Last week was the 29th week since mass layoffs began in March. In most states, regular unemployment benefits last just 26 weeks, meaning that many people have already exhausted their benefits.
In March, Congress created a program funded by the federal government for people whose state benefits have expired. The number of recipients under that program, Pandemic Emergency Unemployment Compensation, swelled to nearly two million in mid-September, up from 1.4 million a month earlier.
The program adds only 13 weeks of additional benefits, however, so people who lost their jobs in March will receive those benefits only until mid-December. And the entire program will expire at the end of the year if Congress doesn’t extend it.
A separate program, which existed before the pandemic, offers an additional 13 to 20 weeks of benefits, depending on the state. But the benefits are based on state economic conditions, and the rapid decline in the unemployment rate means that workers in several states, including Idaho, Wyoming and Utah, would no longer qualify for it. Missouri will join their ranks next week.

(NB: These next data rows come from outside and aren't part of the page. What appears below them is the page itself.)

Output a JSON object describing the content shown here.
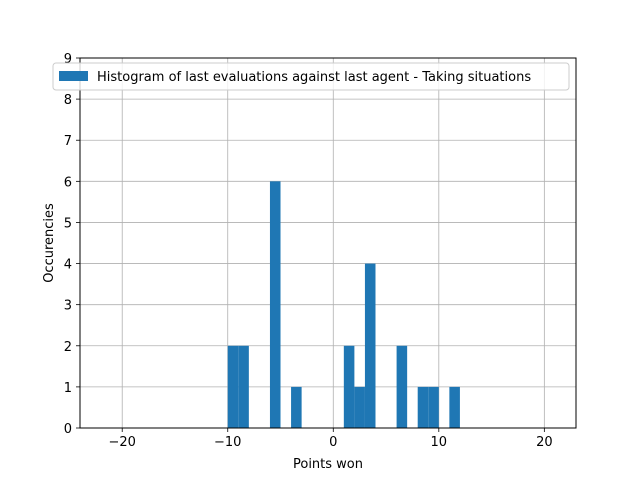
{
  "chart_data": {
    "type": "bar",
    "title": "",
    "xlabel": "Points won",
    "ylabel": "Occurencies",
    "xlim": [
      -24,
      23
    ],
    "ylim": [
      0,
      9
    ],
    "xticks": [
      -20,
      -10,
      0,
      10,
      20
    ],
    "xtick_labels": [
      "−20",
      "−10",
      "0",
      "10",
      "20"
    ],
    "yticks": [
      0,
      1,
      2,
      3,
      4,
      5,
      6,
      7,
      8,
      9
    ],
    "grid": true,
    "legend_position": "top-right",
    "series": [
      {
        "name": "Histogram of last evaluations against last agent - Taking situations",
        "color": "#1f77b4",
        "bins": [
          {
            "x0": -10.0,
            "x1": -9.0,
            "value": 2
          },
          {
            "x0": -9.0,
            "x1": -8.0,
            "value": 2
          },
          {
            "x0": -6.0,
            "x1": -5.0,
            "value": 6
          },
          {
            "x0": -4.0,
            "x1": -3.0,
            "value": 1
          },
          {
            "x0": 1.0,
            "x1": 2.0,
            "value": 2
          },
          {
            "x0": 2.0,
            "x1": 3.0,
            "value": 1
          },
          {
            "x0": 3.0,
            "x1": 4.0,
            "value": 4
          },
          {
            "x0": 6.0,
            "x1": 7.0,
            "value": 2
          },
          {
            "x0": 8.0,
            "x1": 9.0,
            "value": 1
          },
          {
            "x0": 9.0,
            "x1": 10.0,
            "value": 1
          },
          {
            "x0": 11.0,
            "x1": 12.0,
            "value": 1
          }
        ]
      }
    ]
  }
}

Another emergency program, Pandemic Unemployment Assistance, also expires at the end of the year. That program covers freelancers, self-employed workers, part-timers and others who don’t qualify for benefits under the regular unemployment system. More than 460,000 people filed new applications under the program last week, and millions are receiving benefits in total.
The net result is that potentially millions of workers could see their benefits expire this winter. Epidemiologists warn that cases of the coronavirus are likely to rise as temperatures drop, and winter weather could reduce job opportunities.
“People are going to have their backs against the wall, and it’s pretty much the worst time of the year for the program to end,” said AnnElizabeth Konkel, an economist at the employment site Indeed.